Accompanying Mr Pickles’ proposals was an Economic Impact Assessment. That is a key document which tends to be scrutinised by all other Departments of State – not least the Prime Minister’s office, and the Treasury -to ensure that the policies are in line with overall government policy and offer good value for money. Every government department has to give a green light. They all did.
No official consultation can be issued without such clearance. And obviously Mr Pickles’ proposals -which formed part of changes to Part L (conservation of fuel and power) of the English building regulations -did so with flying colours.
One of the reasons for the levels of support given across Government must have been the enormously positive boost to the economy that such “consequential improvements” were deemed likely to provide. Well over £11bn economic benefit, plus over 130m tonnes of lifetime carbon dioxide reductions, would accrue.
Another significant plus factor was the boost that these new requirements would make to the government flagship Green Deal initiative, one of the main highlights of the Coalition Agreement that enable the Prime Minister to commit in May 2010, as he took office, to leading “the greenest government ever.”
Subsequently, it turns out that the official projections for take-up of the Green Deal has been heavily predicated upon the presumption that the consultation proposals would be approved.
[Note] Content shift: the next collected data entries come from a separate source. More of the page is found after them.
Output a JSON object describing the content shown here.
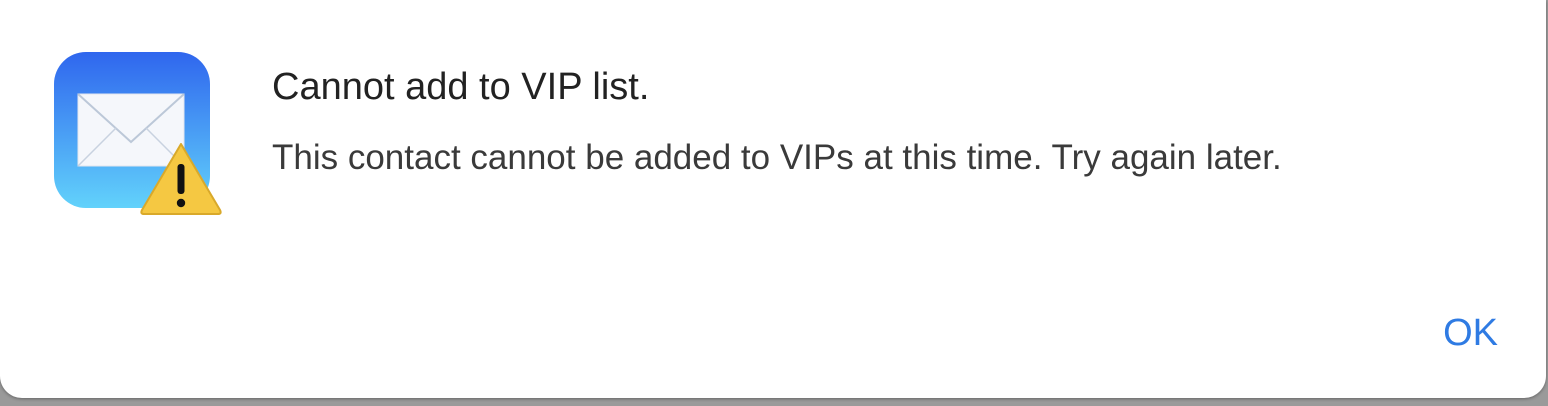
{
  "dialog": {
    "title": "Cannot add to VIP list.",
    "message": "This contact cannot be added to VIPs at this time. Try again later.",
    "ok_label": "OK",
    "icon": "mail-app-icon",
    "badge_icon": "warning-triangle-icon"
  },
  "colors": {
    "accent": "#2f7be3",
    "icon_gradient_top": "#2f6ff0",
    "icon_gradient_bottom": "#5fd0fb",
    "warning_yellow": "#f5c842"
  }
}
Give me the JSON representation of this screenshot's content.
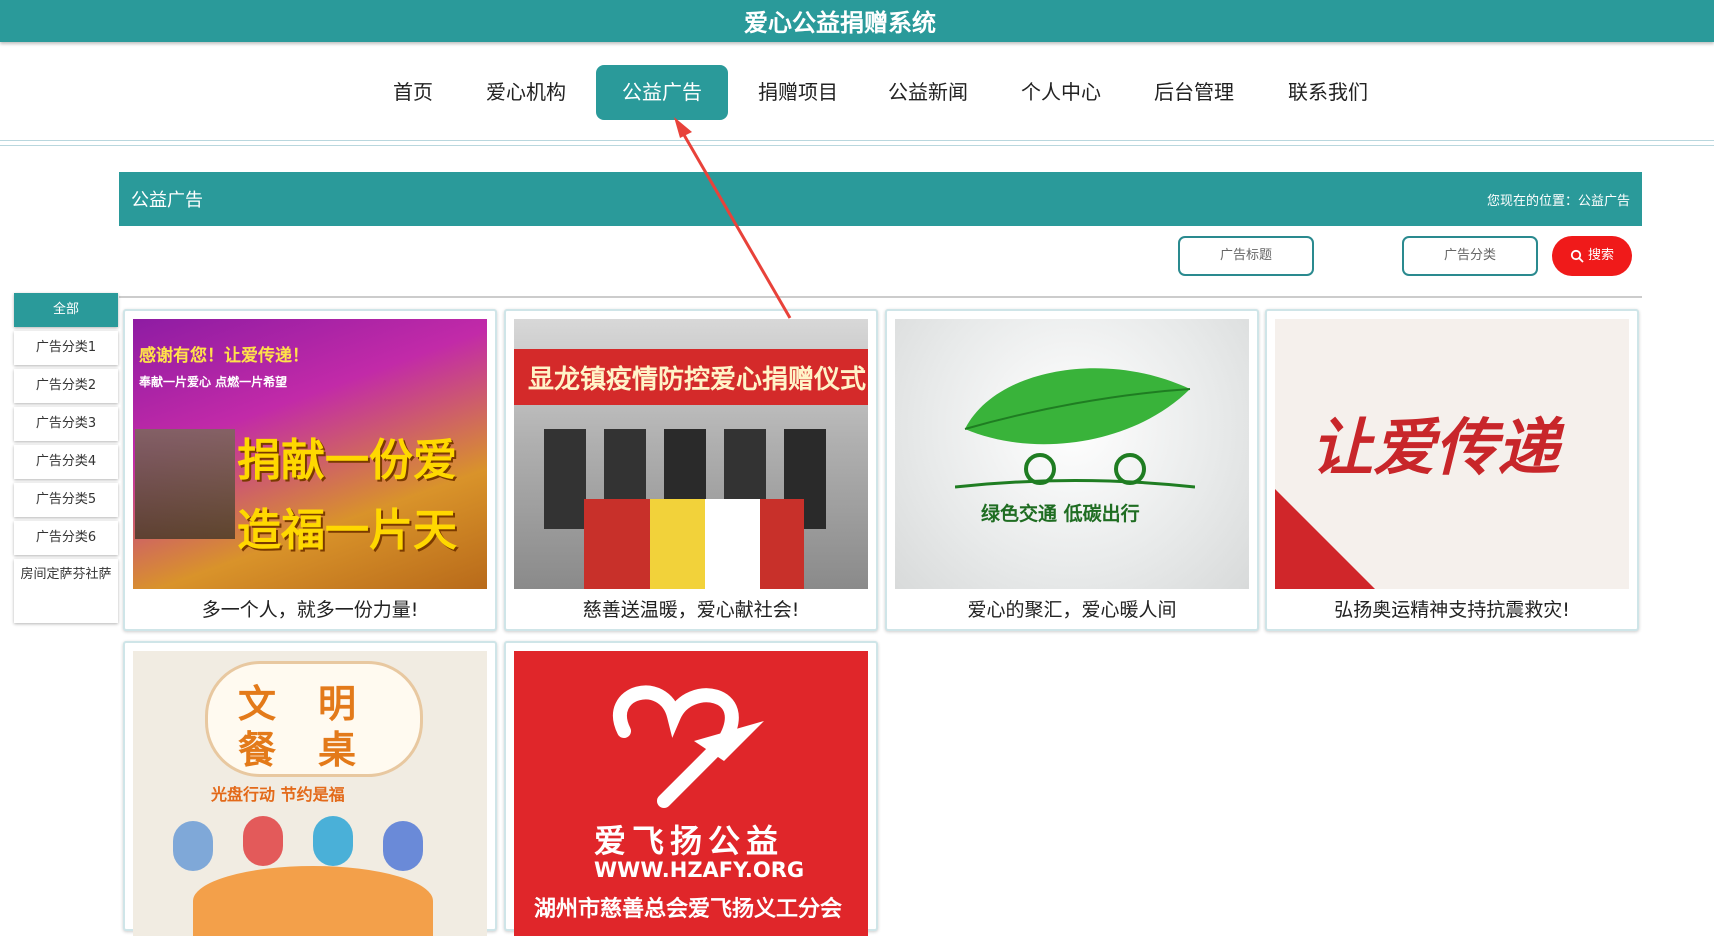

Absent that, some 2.2m fewer households were reckoned to be likely to take up any Green Deal package.
Several big High Street companies, touted as prospective new entrants to this marketplace, let it be known (sometimes publicly) that their business models for full-scale involvement with this flagship policy assumed that the Government’s “consequential improvements” proposals would go ahead on time.
By “on time” that meant that they would be operating from when the Green Deal officially started, on October 1 2012. Given that the formal consultation closed back in March, that was always perfectly feasible.
Normally, the results of a consultation is analysed within weeks, rather than months. But during the summer Mr Pickles’ department announced absolutely nothing. October arrived. Still, total silence. Apart from regular Parliamentary Answers to concerned MPs that the results would be published, and a decision issued, “shortly”. Or sometimes even “soon”.
Eventually and only after the Green Deal had been operational for ten weeks, Mr Pickles pronounced, “Having considered all the representations and evidence, including the public reaction, I can inform the House that we will not be going ahead with such regulatory proposals in any way.”
So, why had Mr Pickles decided to undertake a complete volte-face from his earlier endorsement? The very first question within the public consultation asked whether or not you favoured such a requirement.
Did those who responded to the formal consultation comprehensively reject the concept of extending “consequential improvements” to cover smaller buildings? I gather not. While curiously Mr. Pickles chose not to not publish these figures, I understand that even back last May his officials had told him respondents were 4:1 in favour. I understand the figure was an 82 per cent majority.
It also belied the results of a YouGov opinion poll, taken last May. This revealed that respondents were nearly 2 to 1 in favour of extensions triggering additional energy improvements. Majorities could be found by gender, by age group, by social grade, by region and -significantly – by supporters of all three political parties.
There is no explanation whatsoever for Mr Pickles’ change of heart. Apart from his formal statement last month, we cannot tell why he has decided to reject a scheme, which, less than a year earlier, he was recommending so strongly. Even though he had demonstrated it to be good for the economy, good for the environment, good for the Green Deal. Essentially, good governance.
His decision is too perverse to remain unchallenged. It is, put bluntly, appalling governance.